Ironically, it was none other than the liberal Manmohan Singh who advanced caste reservation for the corporate sector as an ‘idea whose time had come’. If PM Modi ever succumbs to such a hypothetical situation, the consequences on foreign investment and the subsequent social disruption will be unimaginable.

All in all, reservation remains the BJP’s Achilles heel and the party needs to take a nuanced stand which appreciates the severe limitations of reservations in upliftment of socially and economically disadvantaged communities and also does not completely alienate its core upper caste vote.

The Yadavs who have been deprived of political hegemony ever since the RJD president was voted out were keen to be a part of a government where the RJD would be the dominant partner and a likely guarantor of their privileged development.

Lalu Yadav of the RJD (AFP PHOTO/Prakash SINGH) Lalu Yadav of the RJD (AFP PHOTO/Prakash SINGH)

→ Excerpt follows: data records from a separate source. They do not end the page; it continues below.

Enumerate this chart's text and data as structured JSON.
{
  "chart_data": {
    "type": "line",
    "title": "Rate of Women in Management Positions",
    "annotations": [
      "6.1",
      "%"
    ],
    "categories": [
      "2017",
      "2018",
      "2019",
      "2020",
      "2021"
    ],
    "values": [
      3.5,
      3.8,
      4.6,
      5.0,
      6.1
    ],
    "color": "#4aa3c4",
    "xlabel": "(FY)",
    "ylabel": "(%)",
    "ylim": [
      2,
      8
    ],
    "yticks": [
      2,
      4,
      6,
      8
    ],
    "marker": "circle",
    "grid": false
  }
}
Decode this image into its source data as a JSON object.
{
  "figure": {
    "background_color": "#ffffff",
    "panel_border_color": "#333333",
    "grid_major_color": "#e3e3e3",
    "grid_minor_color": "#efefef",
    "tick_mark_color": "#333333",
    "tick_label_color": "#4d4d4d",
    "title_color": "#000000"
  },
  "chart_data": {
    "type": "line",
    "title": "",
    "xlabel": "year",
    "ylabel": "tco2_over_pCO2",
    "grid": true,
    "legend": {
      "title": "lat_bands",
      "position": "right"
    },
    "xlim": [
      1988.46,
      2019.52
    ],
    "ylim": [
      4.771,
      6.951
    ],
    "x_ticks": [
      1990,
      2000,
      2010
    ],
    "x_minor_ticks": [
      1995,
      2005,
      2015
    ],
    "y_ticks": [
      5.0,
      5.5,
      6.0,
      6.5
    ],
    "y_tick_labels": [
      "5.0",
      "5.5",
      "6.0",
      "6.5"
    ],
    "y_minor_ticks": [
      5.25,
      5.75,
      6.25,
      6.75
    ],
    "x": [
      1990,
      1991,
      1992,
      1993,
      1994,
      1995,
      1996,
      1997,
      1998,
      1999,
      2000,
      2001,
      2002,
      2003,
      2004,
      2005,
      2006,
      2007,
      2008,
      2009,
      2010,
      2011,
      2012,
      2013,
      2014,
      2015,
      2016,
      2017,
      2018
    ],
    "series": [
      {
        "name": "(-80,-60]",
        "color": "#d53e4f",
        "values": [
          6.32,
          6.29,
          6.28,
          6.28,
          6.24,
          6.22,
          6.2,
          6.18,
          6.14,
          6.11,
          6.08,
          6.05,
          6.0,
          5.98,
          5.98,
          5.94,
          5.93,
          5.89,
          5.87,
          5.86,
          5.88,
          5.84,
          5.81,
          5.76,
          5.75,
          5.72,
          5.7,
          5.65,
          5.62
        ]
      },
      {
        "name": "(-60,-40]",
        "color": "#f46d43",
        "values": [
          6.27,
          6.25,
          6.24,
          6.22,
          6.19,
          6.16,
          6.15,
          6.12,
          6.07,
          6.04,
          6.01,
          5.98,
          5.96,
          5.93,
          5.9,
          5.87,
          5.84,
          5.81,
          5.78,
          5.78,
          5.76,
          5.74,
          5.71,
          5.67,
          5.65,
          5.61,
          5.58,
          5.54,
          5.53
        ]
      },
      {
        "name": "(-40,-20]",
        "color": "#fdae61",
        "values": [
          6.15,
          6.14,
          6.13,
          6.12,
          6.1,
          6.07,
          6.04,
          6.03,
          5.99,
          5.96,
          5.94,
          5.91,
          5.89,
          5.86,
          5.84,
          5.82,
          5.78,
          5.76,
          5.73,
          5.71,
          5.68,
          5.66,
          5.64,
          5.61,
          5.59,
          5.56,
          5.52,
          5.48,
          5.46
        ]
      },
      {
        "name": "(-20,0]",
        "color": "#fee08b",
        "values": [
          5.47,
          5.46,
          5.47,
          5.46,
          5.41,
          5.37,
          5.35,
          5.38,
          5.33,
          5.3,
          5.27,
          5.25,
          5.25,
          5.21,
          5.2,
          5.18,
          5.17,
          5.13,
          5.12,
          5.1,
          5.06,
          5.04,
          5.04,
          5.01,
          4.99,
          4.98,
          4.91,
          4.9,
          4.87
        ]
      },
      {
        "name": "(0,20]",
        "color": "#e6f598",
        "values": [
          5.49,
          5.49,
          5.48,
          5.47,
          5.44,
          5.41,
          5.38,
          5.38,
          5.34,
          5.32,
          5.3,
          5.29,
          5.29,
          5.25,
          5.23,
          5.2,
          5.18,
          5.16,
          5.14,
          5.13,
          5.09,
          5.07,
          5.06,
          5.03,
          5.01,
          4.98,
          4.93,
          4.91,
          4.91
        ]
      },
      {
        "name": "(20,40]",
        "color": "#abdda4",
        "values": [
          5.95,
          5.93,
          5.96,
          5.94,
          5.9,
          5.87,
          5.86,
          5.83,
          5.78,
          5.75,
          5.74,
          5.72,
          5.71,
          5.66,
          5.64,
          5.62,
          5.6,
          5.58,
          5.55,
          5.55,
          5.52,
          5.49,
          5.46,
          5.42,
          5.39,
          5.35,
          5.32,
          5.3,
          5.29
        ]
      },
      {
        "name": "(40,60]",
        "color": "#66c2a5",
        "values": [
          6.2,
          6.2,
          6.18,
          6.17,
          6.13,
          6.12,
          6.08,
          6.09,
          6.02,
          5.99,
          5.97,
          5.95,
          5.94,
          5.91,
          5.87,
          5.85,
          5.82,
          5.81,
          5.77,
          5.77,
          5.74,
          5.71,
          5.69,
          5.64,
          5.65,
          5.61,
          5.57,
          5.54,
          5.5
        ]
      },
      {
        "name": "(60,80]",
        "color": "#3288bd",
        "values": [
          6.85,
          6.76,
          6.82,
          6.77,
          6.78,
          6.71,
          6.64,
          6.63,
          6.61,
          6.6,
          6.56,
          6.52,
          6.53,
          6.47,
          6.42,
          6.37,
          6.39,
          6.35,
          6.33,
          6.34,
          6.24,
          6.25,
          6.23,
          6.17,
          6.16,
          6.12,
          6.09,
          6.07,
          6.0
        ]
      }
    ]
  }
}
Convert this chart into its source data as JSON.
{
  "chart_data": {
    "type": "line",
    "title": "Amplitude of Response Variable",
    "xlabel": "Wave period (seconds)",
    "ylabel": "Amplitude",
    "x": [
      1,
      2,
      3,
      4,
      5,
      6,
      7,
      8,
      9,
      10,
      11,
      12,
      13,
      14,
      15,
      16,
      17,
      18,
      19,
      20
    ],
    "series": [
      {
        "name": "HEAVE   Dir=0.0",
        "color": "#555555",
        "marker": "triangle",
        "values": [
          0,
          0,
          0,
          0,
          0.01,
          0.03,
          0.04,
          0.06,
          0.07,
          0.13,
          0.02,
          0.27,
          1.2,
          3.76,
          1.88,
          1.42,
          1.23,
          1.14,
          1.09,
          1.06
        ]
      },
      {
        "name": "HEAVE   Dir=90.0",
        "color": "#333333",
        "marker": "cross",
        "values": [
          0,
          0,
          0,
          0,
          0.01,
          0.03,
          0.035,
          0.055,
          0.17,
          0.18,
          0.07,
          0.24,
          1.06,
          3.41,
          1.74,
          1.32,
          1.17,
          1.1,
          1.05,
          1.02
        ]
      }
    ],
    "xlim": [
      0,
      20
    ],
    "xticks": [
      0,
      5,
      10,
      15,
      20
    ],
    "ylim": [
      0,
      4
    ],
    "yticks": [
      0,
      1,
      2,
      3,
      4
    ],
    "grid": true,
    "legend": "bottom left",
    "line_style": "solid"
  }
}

4. Focus on Jobs, Jobs, Jobs

A fourth rationale is that such caste consolidation could have been overcome by pushing through the message that investment was a prerequisite for job creation.

Economic liberals should in future take the onerous task of campaigning for BJP by explaining such economic concepts to the people whose commitment to conditions favorable for investment is exemplified when voting for the RJD as the single largest party in Bihar.

5. BJP had no chief ministerial candidate

The fifth rationale is that the BJP did not project a chief ministerial candidate. Nevertheless, the state BJP did not have any one leader who had mass appeal which transcended across castes and communities and whose popularity could rival that of Nitish. Under such circumstances, BJP did the right thing since the same formula had been successful in Haryana, Maharashtra and Jharkhand.

6. Blaming the good, old ‘communalism’

The sixth and final rationale is expectedly a denouncement of Hindutva and associated ‘communalism’. Hindutva, which foundationally denies the appeasement of any section of society while promoting the establishment of an egalitarian social order vested in a dharmic and spiritual worldview is the antithesis of what is called ‘divisive politics’ in this country. What can be more divisive and unjust than distributing the benefits of material development based on caste, religious or cultural identity instead of actual economic needs? Therefore, in the absence of Hindutva, all development is morally blind and its presence is essential for creating prospects for genuine development.

Modi and Amit Shah deserve credit for not eschewing from the poll arena even when preliminary ground reports suggested heavy losses for the party. However, Mr Modi, the prime minister should accept personal responsibility for this enormous loss for in case of victory, it would have been him, and him alone who would have been revered as its primary architect. More importantly, at a time when the BJP seems to be in disarray while battling a vicious leftist narrative of ‘intolerance’ and ‘anti-Hindutva’ with ample support from some disgruntled BJP ideologues, he needs to be at the vanguard of galvanizing his forces for the greater battles ahead whose verdict will ultimately determine the nature of India and its civilization in the coming decades.